Les autorités du Turkménistan ciblent régulièrement les journalistes indépendants, les critiques perçus et les militants, y compris en exil, par la détention arbitraire, les interdictions de voyage étrangères arbitraires et le harcèlement et l'intimidation contre les membres de leur famille. Le système judiciaire manque complètement d'indépendance et de transparence. La torture est répandue et des dizaines de personnes ont disparu de force dans les prisons des Turkmènes, certaines depuis plus de 22 ans.

Les autorités des Turkmènes ont ciblé la famille de Bekchanova pour essayer de la faire taire, a déclaré Human Rights Watch. Bekchanova a déclaré qu'en 2020, après que son fils aîné avait partagé des informations avec elle sur les longues lignes de pain et autres dans le Turkménistan, les autorités turkmènes l'ont détenu pendant 15 jours, au cours de laquelle ils auraient utilisé des chocs électriques sur lui.

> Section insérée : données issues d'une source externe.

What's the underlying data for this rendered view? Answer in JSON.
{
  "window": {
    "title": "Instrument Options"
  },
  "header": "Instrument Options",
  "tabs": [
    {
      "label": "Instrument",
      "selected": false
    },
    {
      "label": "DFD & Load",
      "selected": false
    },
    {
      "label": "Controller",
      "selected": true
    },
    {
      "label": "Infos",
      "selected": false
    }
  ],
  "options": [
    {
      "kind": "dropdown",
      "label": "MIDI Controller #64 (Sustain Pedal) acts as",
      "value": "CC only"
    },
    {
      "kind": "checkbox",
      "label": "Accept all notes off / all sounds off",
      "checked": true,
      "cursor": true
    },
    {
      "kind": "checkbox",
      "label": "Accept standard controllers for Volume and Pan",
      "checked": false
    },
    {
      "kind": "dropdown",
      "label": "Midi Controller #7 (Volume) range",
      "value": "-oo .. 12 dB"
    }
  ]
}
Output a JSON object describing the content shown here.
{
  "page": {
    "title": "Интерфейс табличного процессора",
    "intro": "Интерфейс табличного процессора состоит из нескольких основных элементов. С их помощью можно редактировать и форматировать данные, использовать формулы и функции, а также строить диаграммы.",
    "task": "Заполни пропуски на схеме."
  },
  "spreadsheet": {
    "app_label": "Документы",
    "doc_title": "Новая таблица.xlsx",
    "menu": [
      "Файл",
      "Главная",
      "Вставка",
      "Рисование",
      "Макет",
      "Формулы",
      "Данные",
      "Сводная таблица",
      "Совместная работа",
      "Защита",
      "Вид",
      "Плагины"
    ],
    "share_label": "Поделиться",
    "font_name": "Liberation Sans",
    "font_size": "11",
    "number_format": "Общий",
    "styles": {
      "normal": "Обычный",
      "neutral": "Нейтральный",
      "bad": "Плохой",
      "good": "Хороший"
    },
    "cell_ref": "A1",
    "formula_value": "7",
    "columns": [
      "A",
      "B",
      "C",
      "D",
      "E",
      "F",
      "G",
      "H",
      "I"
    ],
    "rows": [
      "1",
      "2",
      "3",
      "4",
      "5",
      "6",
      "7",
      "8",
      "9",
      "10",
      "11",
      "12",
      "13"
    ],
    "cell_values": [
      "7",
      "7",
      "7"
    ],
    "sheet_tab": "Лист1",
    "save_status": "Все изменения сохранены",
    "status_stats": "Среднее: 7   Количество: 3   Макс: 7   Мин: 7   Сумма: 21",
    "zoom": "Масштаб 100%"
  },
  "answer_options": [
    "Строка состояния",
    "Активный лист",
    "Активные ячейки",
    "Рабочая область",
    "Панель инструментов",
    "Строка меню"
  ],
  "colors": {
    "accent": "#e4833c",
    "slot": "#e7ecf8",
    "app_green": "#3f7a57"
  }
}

En 2024, son fils cadet a été condamné à trois ans pour vol qualifié selon lequel Bekchanova avait allégué l'emportent.

On January 20, Bekchanova by chance learned that in October 2024 Turkish migration authorities had cancelled her residence permit, which was originally valid through February 2025. When Bekchanova's lawyer initially inquired about the cancellation, Turkish migration authorities verbally alleged that Turkish authorities had said that she was involved in “provocative actions” and that the decision to cancel the permit was made at the Turkmen la demande des autorités. Les autorités turques n'ont pas précisé quelles actions que Bekchanova aurait commis et n'a fourni aucune information par écrit.

Le 22 janvier, les autorités de migration ont rendu Bekchanova une notification sur l'annulation de son permis de séjour, mais le document ne spécifie pas de raison. L'avocat de Bekchanova a déposé une plainte contre l'annulation le 28 janvier. Le procès est en cours.

Le passeport turkmène de Bekchanova a expiré en avril 2025.

La détention de Bekchanova reflète un schéma plus large dans lequel les autorités turques détiennent régulièrement et, dans certains cas, déportez-vous au Turkménistan, les migrants turkmènes, qui sont devenus sans papiers en raison du refus par les autorités du Turkménistan de renouveler les passports par le biais de services consulaires à Türkiye. Il s'agit notamment des militants qui sont devenus des critiques du gouvernement pendant leur séjour à Türkiye.

Les groupes de défense des droits des Turkmènes en Exil ont indiqué que les responsables des Turkmènes avaient rapidement détenu plusieurs militants à leur retour au Turkménistan après l'expulsion de Türkiye et en ont emprisonné sur ce qui semble être des accusations de motivation politique.

Deux autres militants des Turkmènes, Abdulla Orusov et Alisher Sakhatov, que les autorités turques ont détenue le 28 avril, restent en détention de déporter.

Les obligations du traité de Türkiye en vertu de la Convention européenne sur les droits de l'homme, l'Alliance internationale sur les droits civils et politiques, la Convention contre la torture et autres traitements ou punitions cruels, inhumains ou dégradants, et le 1951 Réfugié La convention l'exige pour maintenir le principe de la non-renfouement, ce qui interdit le retour de quiconque à un endroit où il risquerait un réel risque de persécution, de torture ou d'autres mauvais traitements, ou une menace pour la vie.

« L'envoi de Bekchanova au Turkménistan signifierait potentiellement la condamner à la souffrance et au tourment aux mains des autorités des Turkmènes », a déclaré Denber. «Türkiye est obligé de ne pas exposer elle et d'autres militants au risque de torture et de persécution.»